そこには、ほとりの手書きで、こんなふうに書かれているのです。
「名は体を表す」といいますが
はたして そうでしょうか?
そういった一面は あるかもしれませんが
たとえば ねこちゃんは じぶんを「ねこちゃん」って思ってませんよね?
英語だと「Cat」ですし。笑
「ほんわか堂」
今日も ふわっと あいています。
あなたのお悩み、少しだけこぼしてみませんか?
~うちゅうじん、来店~
***
「おい、うちゅうじん。地球外知的生命体なんだから、こんなミスありえないでしょ」
「え?!…あ、はい、すみません。ぼ、僕はそんな次元の能力を持ち合わせていないので、どうしてもミスをしてしまいます。ぼくは地球人です。地球人なりに頑張るので、か、勘弁してください」
「あはは、冗談だよ。そんな真に受けないでよ。ま、とにかく気を付けてね」
「あ、はい、すみません。」
内生仁(うちう、ひとし)は、社会人3年目。
名前の読み方から、あだ名は「うちゅうじん」とつけられ、生来のまじめな性格から、”生真面目な宇宙人”と言われていました。
「うちうじんさーん」
(え?うちゅうじん?)
「あ、ごめんなさい。うちう、ひとしさーん」
病院の受付などで、名前が呼ばれるときは言い間違えされることも多く、必ずと言っていいほど、周囲の人に振り向かれてしまいます。
学生時代から、あまりにもいじられるので、改名しようとも考えましたが、両親がくれた名前を変えることに葛藤もありました。

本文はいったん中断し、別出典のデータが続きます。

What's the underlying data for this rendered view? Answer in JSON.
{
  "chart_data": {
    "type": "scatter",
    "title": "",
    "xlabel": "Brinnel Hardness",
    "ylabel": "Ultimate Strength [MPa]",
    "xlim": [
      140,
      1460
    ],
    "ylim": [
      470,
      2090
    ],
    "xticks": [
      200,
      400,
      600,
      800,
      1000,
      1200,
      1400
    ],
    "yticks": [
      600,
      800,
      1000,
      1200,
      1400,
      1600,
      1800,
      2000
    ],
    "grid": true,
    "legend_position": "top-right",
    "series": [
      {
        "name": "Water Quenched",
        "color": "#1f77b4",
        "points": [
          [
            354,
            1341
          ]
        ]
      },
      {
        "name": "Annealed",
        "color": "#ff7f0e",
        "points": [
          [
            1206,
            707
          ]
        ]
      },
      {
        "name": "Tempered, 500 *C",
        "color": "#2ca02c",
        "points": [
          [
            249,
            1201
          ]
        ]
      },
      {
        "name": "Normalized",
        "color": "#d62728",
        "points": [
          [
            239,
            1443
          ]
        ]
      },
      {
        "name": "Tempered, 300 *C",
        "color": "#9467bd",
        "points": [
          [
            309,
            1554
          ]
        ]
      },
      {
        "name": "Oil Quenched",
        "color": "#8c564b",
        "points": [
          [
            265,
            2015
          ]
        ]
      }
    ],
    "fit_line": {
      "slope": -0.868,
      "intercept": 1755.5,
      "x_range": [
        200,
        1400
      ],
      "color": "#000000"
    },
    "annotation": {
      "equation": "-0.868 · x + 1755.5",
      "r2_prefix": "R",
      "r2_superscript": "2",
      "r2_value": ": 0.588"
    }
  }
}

「ああ、今日もミスってしまったなぁ。でも、地球外知的生命体って言っていたけど、あれ、きっと一度僕に言おうと思っていたよね、絶対。はぁ…なんかいちいち返すのが億劫になってくる」
内生仁は、仕事帰りにぼそぼそとひとり言をこぼしながら、歩いていました。
「あれ?ここ、どこだろう?」
考え事をしながら歩いていたら、ふだん入らない路地に入ってしまい、ふと見ると「ほんわか堂」が目の前にたたずんでいました。
「なんか、不思議なお店だなぁ」
***
ほんわか堂ののれんが、風にふわりと揺れました。
「いらっしゃいませ」
「すみません。まだ、やっていますか?」
「はい。お好きなお席へどうぞ」
やさしいまなざしをした女性が出てきました。
「あのぉ、看板に”悩みをこぼしてみませんか?“と書いてあったんですけど、どんな悩みでも大丈夫ですか?」
「はい、どんなお悩みでもお聞きしますよ」
内生仁は、自分の名前に対する悩みをかたります。
「僕は、"うちう、ひとし"と言います。名前の読み方を変えて、「うちゅうじん」ってあだ名がつけられています」
「へぇ、素敵ですねぇ」
「ええ?す、素敵?」
「はい。なんか、グローバルをこえて、もはやユニバース的で!」
「あははは、そんなこと言われたの初めてです」
内生仁は、思わず吹き出して笑いました。
「あなたのその笑顔、とても素敵ですね。お仕事は営業とかですか?」
「え?!そうですか?いや、僕には営業なんて無理です。でも…憧れはありますけど」
「で、お悩みというのは?」
「あ、そうでした。この名前のおかげで昔からよくいじられるんです。もうそれが面倒になってしまって」
「そうなんですか。…少しお待ちくださいね」
ほとりは、お茶を淹れます。
「あなたにお出しするお茶は、“誇り”のお茶です」
内生仁は、ひとくちお茶を飲みました。
「なんか、心に芯が入るような気分になりました」
ほとりは、棚の奥からネームプレートを持ってきて手渡しました。
「これはあなたへのおくり物です。このネームプレートには、名前が入っていません。元々生まれた時には誰にも名前がありませんよね」
ネームプレートにはメッセージカードが添えられていました。
『地球外から見たら、誰でも宇宙人ですよ』
内生仁は、何かを悟ったようにお店をあとにしました。
***
その後、内生仁は、今まで諦めていた営業の仕事に転職しました。
そして自己紹介では、必ずこう言うようになりました。
「どうも!私は内生仁です。あだ名は宇宙人です!」
営業先の人は、最初はぽかんとしますが、次の瞬間には必ず笑ってくれて、すぐに名前を覚えてもらえるようになり、営業成績も次第に上がっていきました。
***
ほんわか堂では──
内生仁が記した“ありがとう帳”の名前の下に、こんなメッセージが浮かび上がりました。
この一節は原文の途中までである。